After my last post Dave Laidig from Footiebusiness and I got into a discussion going a bit deeper into the the relationship between MLS and local/club football culture (with particular reference to the Cascadia MLS clubs). The full thread is here.
I spent a while on one of my responses so I figured I’d post the best of it here to expand on what I was trying to get at in the first “smaller rulers” post:
So, my question is: As a supporter or fan of the professional game, do we approach this debate from a viewpoint of the “league” needing to be successful/sustainable, or; do we approach it from the viewpoint of building sustainable clubs/teams that raise the level of Division 1 soccer organically? Do we look at it from the top down, or from the bottom up?
It’s my sense that these two approaches produce a different set of priorities depending on which one you adopt. That’s where the Cascadia debate comes into play for me. At a business level, there’s a unique symbiotic relationship between supporters and the individual teams which MLS (which includes Por/Sea/Van ownership) took a dump on by making the trademark play. Legally, I haven’t seen a single analysis in MLS’s favor (at least based on U.S. TM law). And yet, the Cascadia supporters were criticized for not being sensitive enough to the “league’s” interests (not by you Dave, but by several others).
There’s no doubt the Cascadia teams have benefited by joining MLS. But so have the other MLS teams! Like the teams with the fans, the teams have a symbiotic relationship with one another. Financially, Por/Sea/Van are all pulling their weight and subsidizing the teams that have been in MLS for longer.
MLS’s single entity set up is effectively a formalization of hyper-structured symbiotic relationships between teams. Clubs give up a significant amount of control as part of the bargain to join up with other teams within the DI sanctioned entity. The coaches, players, fans and team staff are all effected by this bargain and the agreements under which MLS operates.
The nature of these relationships has changed over time. The Designated Player, Home Grown Player, and draft rules have all been implemented or changed from year to year to reflect the owner’s wishes for how they want the relationships to exist. Each time a new team joins or a new ownership group takes over an existing team, the relationships change a little bit.
The clubs are trying to put the best product they can on the field in spite of the league’s rules and regulations, not because of them. This all happens at the club level and coaches and owners get pissed all the time when the rest of MLS refuses to sign off on a personnel move that could help the team put a better product on the field. Remember this: http://www.thestar.com/sports/soccer/mls/article/1278643–toronto-fc-s-hands-tied-by-meddling-mls-kelly
These rules and regulations don’t do a whole lot of good if nobody pays to see the show put on by the teams. Are people going to pay for a ticket or watch on tv because of MLS’s unique set of rules and regulations if the soccer being played doesn’t draw an audience on its own? Are their really folks out there that loooove single entity and the re-entry draft?
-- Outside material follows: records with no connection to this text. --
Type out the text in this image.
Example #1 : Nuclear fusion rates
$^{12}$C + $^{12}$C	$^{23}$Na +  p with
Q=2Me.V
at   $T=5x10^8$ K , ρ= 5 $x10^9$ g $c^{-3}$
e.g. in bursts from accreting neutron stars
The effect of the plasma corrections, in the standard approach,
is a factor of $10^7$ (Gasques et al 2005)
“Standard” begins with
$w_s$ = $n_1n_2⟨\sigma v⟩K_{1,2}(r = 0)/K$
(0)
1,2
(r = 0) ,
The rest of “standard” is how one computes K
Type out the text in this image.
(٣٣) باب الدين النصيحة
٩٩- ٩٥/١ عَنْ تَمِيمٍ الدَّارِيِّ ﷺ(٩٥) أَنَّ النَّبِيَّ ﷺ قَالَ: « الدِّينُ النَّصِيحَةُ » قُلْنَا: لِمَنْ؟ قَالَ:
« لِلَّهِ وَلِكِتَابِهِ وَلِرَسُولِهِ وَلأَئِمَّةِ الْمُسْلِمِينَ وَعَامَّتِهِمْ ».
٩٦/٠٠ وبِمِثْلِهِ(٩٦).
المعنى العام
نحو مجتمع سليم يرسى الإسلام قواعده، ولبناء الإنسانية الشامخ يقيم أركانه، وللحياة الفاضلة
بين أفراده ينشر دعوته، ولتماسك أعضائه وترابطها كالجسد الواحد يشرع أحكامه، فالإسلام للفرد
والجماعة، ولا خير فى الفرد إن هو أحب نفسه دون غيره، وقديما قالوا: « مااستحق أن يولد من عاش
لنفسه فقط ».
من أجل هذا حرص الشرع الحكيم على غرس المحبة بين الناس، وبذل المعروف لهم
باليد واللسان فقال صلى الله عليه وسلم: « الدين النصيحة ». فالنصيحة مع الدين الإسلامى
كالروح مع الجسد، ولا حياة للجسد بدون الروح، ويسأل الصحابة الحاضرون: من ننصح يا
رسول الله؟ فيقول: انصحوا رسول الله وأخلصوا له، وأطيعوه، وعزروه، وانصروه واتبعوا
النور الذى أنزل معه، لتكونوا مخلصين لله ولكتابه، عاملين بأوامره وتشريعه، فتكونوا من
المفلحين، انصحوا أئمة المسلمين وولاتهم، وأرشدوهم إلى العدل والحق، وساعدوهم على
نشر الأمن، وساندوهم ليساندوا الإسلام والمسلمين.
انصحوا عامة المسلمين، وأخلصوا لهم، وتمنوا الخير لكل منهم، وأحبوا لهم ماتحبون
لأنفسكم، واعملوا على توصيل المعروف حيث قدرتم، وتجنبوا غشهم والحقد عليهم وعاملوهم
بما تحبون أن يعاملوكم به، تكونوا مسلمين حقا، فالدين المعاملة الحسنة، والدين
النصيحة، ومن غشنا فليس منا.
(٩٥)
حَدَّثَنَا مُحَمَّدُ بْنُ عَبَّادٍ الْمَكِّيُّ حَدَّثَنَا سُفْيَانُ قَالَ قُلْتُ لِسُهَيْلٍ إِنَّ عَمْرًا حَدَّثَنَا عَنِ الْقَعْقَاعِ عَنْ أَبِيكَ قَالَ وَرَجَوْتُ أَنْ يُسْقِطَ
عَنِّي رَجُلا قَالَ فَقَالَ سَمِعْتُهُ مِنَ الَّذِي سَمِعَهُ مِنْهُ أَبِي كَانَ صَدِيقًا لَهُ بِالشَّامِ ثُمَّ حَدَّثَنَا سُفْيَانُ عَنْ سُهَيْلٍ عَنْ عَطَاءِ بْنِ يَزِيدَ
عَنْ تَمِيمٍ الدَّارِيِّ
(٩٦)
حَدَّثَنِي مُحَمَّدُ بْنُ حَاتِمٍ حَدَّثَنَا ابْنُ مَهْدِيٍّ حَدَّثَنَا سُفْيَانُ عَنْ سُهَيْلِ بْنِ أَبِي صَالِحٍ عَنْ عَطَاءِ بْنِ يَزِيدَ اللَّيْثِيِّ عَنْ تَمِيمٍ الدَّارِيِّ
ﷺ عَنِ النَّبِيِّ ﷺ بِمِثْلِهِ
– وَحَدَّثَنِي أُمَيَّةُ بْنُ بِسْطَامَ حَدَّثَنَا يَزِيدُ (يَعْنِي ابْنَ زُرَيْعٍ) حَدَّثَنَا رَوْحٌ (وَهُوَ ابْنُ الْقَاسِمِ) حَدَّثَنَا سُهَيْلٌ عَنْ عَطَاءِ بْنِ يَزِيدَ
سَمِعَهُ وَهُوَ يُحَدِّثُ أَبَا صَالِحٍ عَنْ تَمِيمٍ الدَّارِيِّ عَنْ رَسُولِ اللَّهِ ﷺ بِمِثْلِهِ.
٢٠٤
I’m not arguing that Seattle or any other current MLS team should ditch MLS if this Cascadia issue isn’t resolved to their liking (who knows, SEA may have been advocating to TM the Cascadia Cup). Rather, I’m advocating for a analytical shift in how we evaluate the relative value of what the “league” actually is and what it contributes vs. what the symbiotic relationship between the clubs and supporters contributes to the overall success and sustainability of Division 1 soccer in the U.S.